Magnetic resonance spectroscopy performed in one of our patients also showed metabolic changes correlating with neuroimaging findings, with markedly reduced choline, creatine, and N-acetyl aspartate suggesting decreased neural density and gliosis representing the end result of tissue destruction.[9] Focal areas of lactate peak were suggestive of anaerobic metabolism.
 
Overall, the severity of CNS involvement in HLH is variable and related to the duration of illness. The neuroimaging findings correlate with clinical evolution and are useful to monitor disease progression or regression.
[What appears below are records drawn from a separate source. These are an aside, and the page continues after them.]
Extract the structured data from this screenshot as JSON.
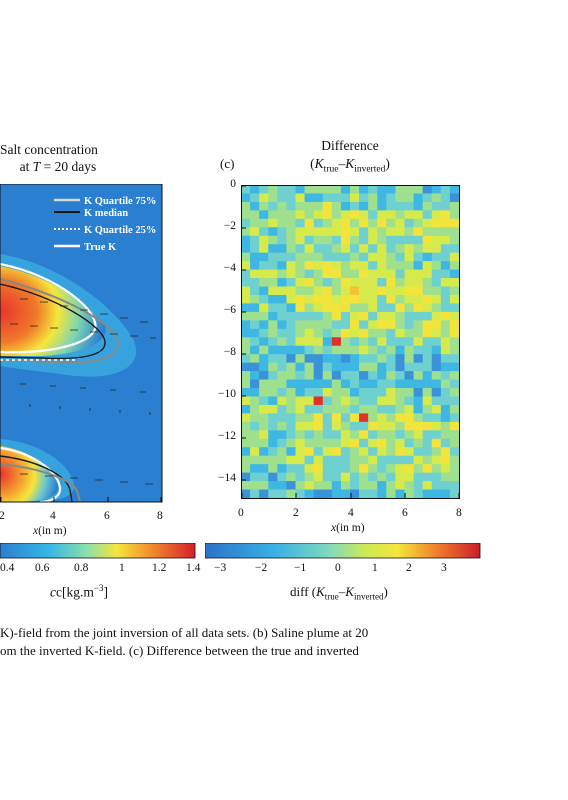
{
  "panel_b": {
    "title_line1": "Salt concentration",
    "title_line2_prefix": "at ",
    "title_line2_var": "T",
    "title_line2_suffix": " = 20 days",
    "legend": [
      "K Quartile 75%",
      "K median",
      "K Quartile 25%",
      "True K"
    ],
    "x_ticks": [
      "2",
      "4",
      "6",
      "8"
    ],
    "xlabel_var": "x",
    "xlabel_rest": "(in m)",
    "colorbar_ticks": [
      "0.4",
      "0.6",
      "0.8",
      "1",
      "1.2",
      "1.4"
    ],
    "colorbar_label": "c[kg.m",
    "colorbar_label_sup": "−3",
    "colorbar_label_end": "]"
  },
  "panel_c": {
    "letter": "(c)",
    "title_line1": "Difference",
    "title_line2_open": "(",
    "title_k1": "K",
    "title_sub1": "true",
    "title_dash": "–",
    "title_k2": "K",
    "title_sub2": "inverted",
    "title_close": ")",
    "y_ticks": [
      "0",
      "−2",
      "−4",
      "−6",
      "−8",
      "−10",
      "−12",
      "−14"
    ],
    "x_ticks": [
      "0",
      "2",
      "4",
      "6",
      "8"
    ],
    "xlabel_var": "x",
    "xlabel_rest": "(in m)",
    "colorbar_ticks": [
      "−3",
      "−2",
      "−1",
      "0",
      "1",
      "2",
      "3"
    ],
    "colorbar_label_prefix": "diff (",
    "colorbar_label_k1": "K",
    "colorbar_label_sub1": "true",
    "colorbar_label_dash": "–",
    "colorbar_label_k2": "K",
    "colorbar_label_sub2": "inverted",
    "colorbar_label_close": ")"
  },
  "caption": {
    "line1": "K)-field from the joint inversion of all data sets. (b) Saline plume at 20",
    "line2": "om the inverted K-field. (c) Difference between the true and inverted"
  },
  "colors": {
    "background_blue": "#2b7fd0",
    "plume_red": "#e8322a",
    "plume_yellow": "#f5e63a",
    "diff_cyan": "#3fb7e3",
    "diff_yellow": "#f3e43c",
    "diff_red": "#e03028"
  }
}
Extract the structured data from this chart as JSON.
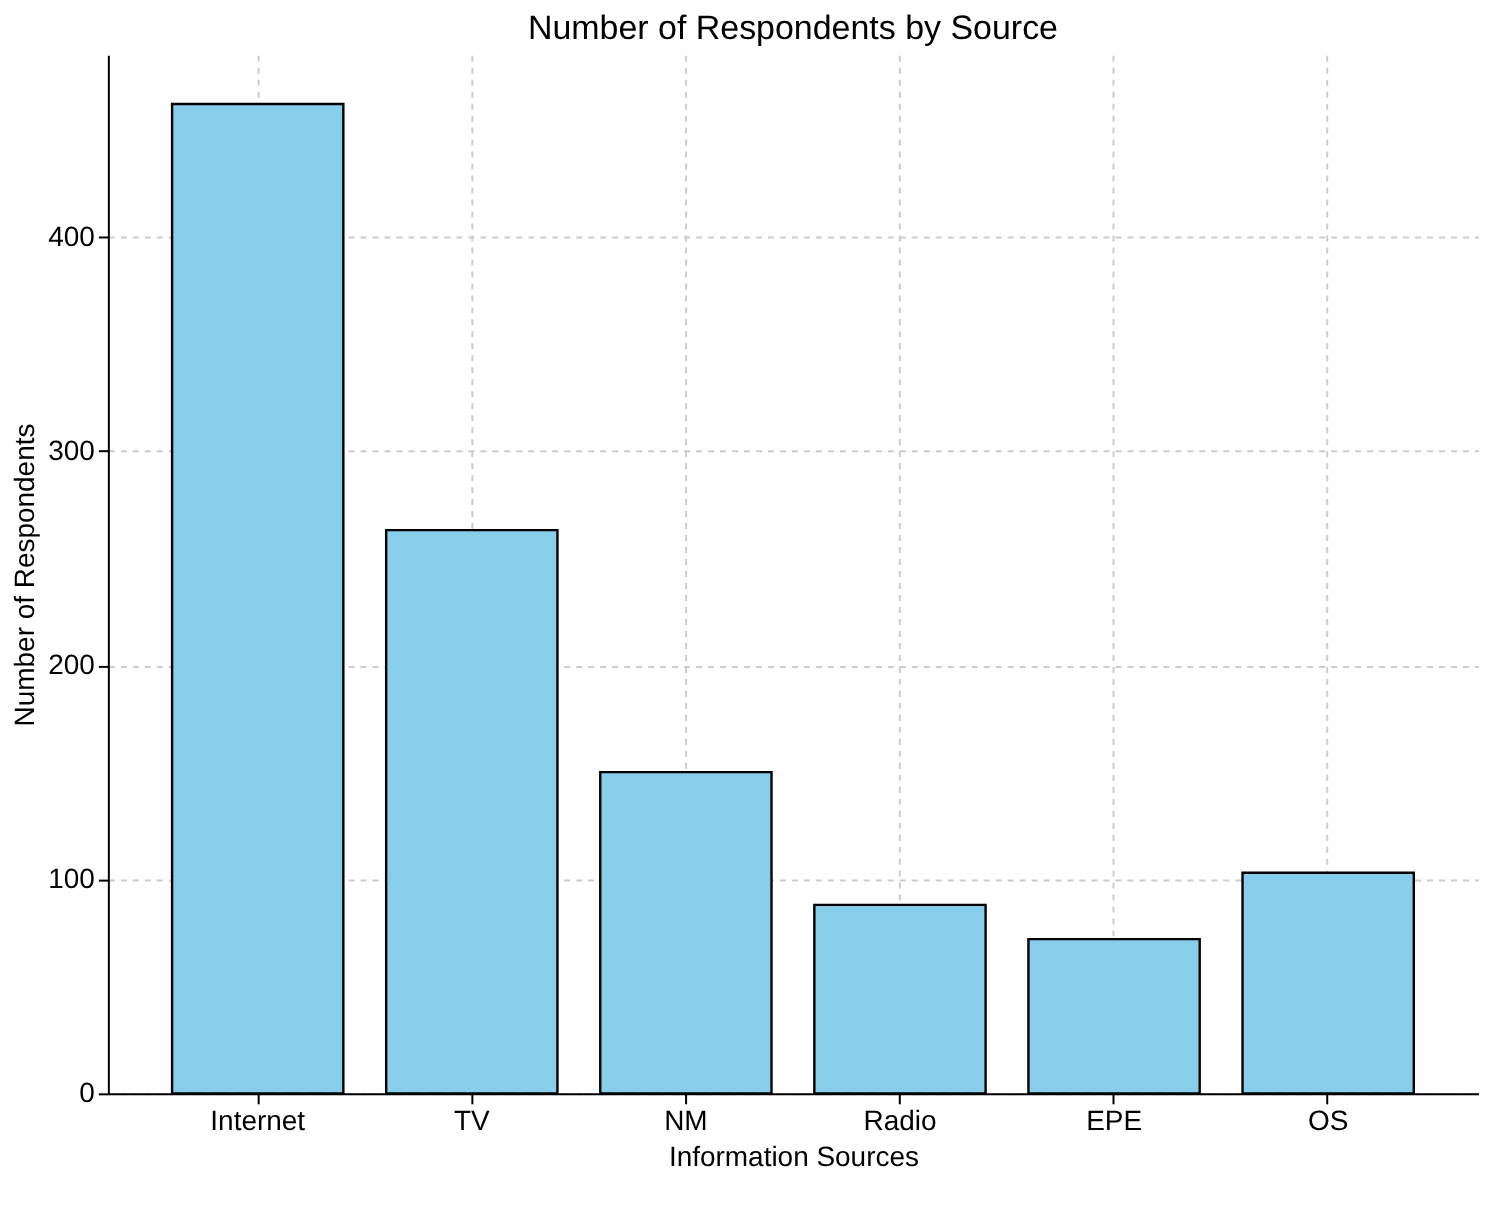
{
  "chart_data": {
    "type": "bar",
    "title": "Number of Respondents by Source",
    "xlabel": "Information Sources",
    "ylabel": "Number of Respondents",
    "categories": [
      "Internet",
      "TV",
      "NM",
      "Radio",
      "EPE",
      "OS"
    ],
    "values": [
      462,
      263,
      150,
      88,
      72,
      103
    ],
    "color": "#87ceeb",
    "ylim": [
      0,
      485
    ],
    "yticks": [
      0,
      100,
      200,
      300,
      400
    ],
    "grid": true
  }
}
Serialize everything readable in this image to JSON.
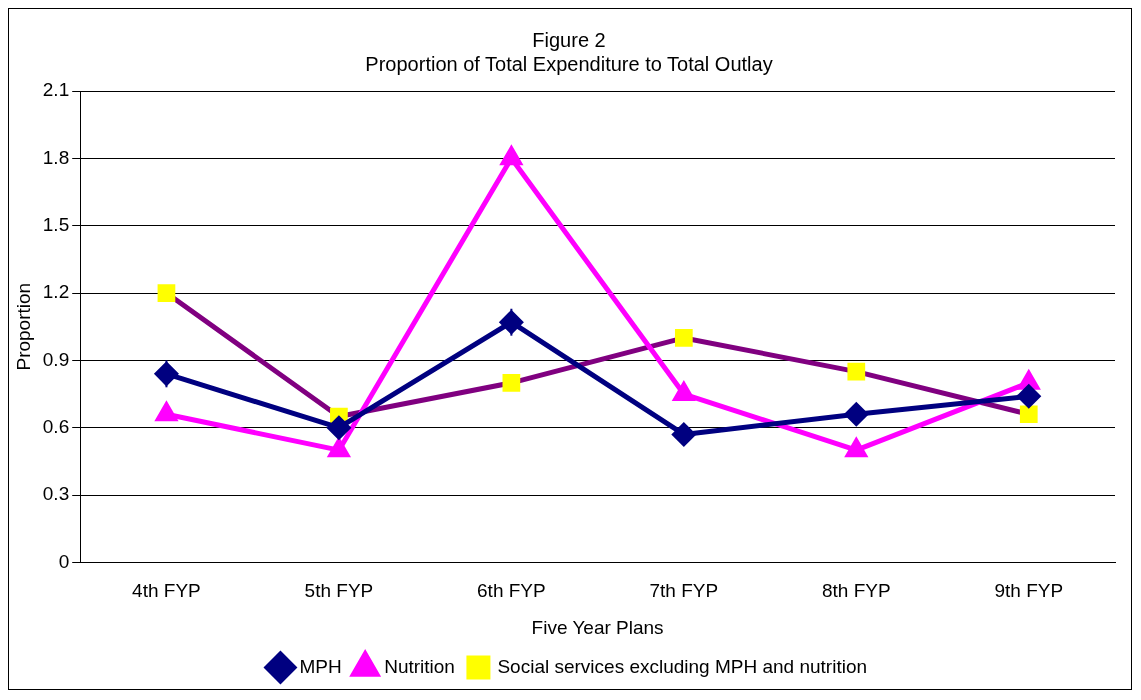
{
  "chart_data": {
    "type": "line",
    "title": "Figure 2",
    "subtitle": "Proportion of Total Expenditure to Total Outlay",
    "xlabel": "Five Year Plans",
    "ylabel": "Proportion",
    "categories": [
      "4th FYP",
      "5th FYP",
      "6th FYP",
      "7th FYP",
      "8th FYP",
      "9th FYP"
    ],
    "series": [
      {
        "name": "MPH",
        "color": "#000080",
        "marker": "diamond",
        "values": [
          0.84,
          0.6,
          1.07,
          0.57,
          0.66,
          0.74
        ],
        "errors": [
          0.06,
          null,
          0.06,
          null,
          null,
          null
        ]
      },
      {
        "name": "Nutrition",
        "color": "#ff00ff",
        "marker": "triangle",
        "values": [
          0.66,
          0.5,
          1.8,
          0.75,
          0.5,
          0.8
        ]
      },
      {
        "name": "Social services excluding MPH and nutrition",
        "color": "#800080",
        "marker": "square",
        "colors": [
          "#ffff00",
          "#ffff00",
          "#ffff00",
          "#ffff00",
          "#ffff00",
          "#ffff00"
        ],
        "values": [
          1.2,
          0.65,
          0.8,
          1.0,
          0.85,
          0.66
        ]
      }
    ],
    "ylim": [
      0,
      2.1
    ],
    "yticks": [
      0,
      0.3,
      0.6,
      0.9,
      1.2,
      1.5,
      1.8,
      2.1
    ],
    "grid": "y",
    "legend": "bottom",
    "line_style": "solid"
  }
}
Imaging findings should be correlated with clinical symptoms in addition to laboratory and pathological findings in order to narrow the differential diagnosis and provide timely diagnosis of patients with HLH.
 
CONCLUSION
 
fHLH is a rare hereditary disease and can present with a wide range of neuroradiological findings. Despite the typically non-specific clinical presentation, awareness of this entity and familiarity with the spectrum of imaging findings may facilitate early diagnosis and timely commencement of appropriate treatment to modify and improve the disease course.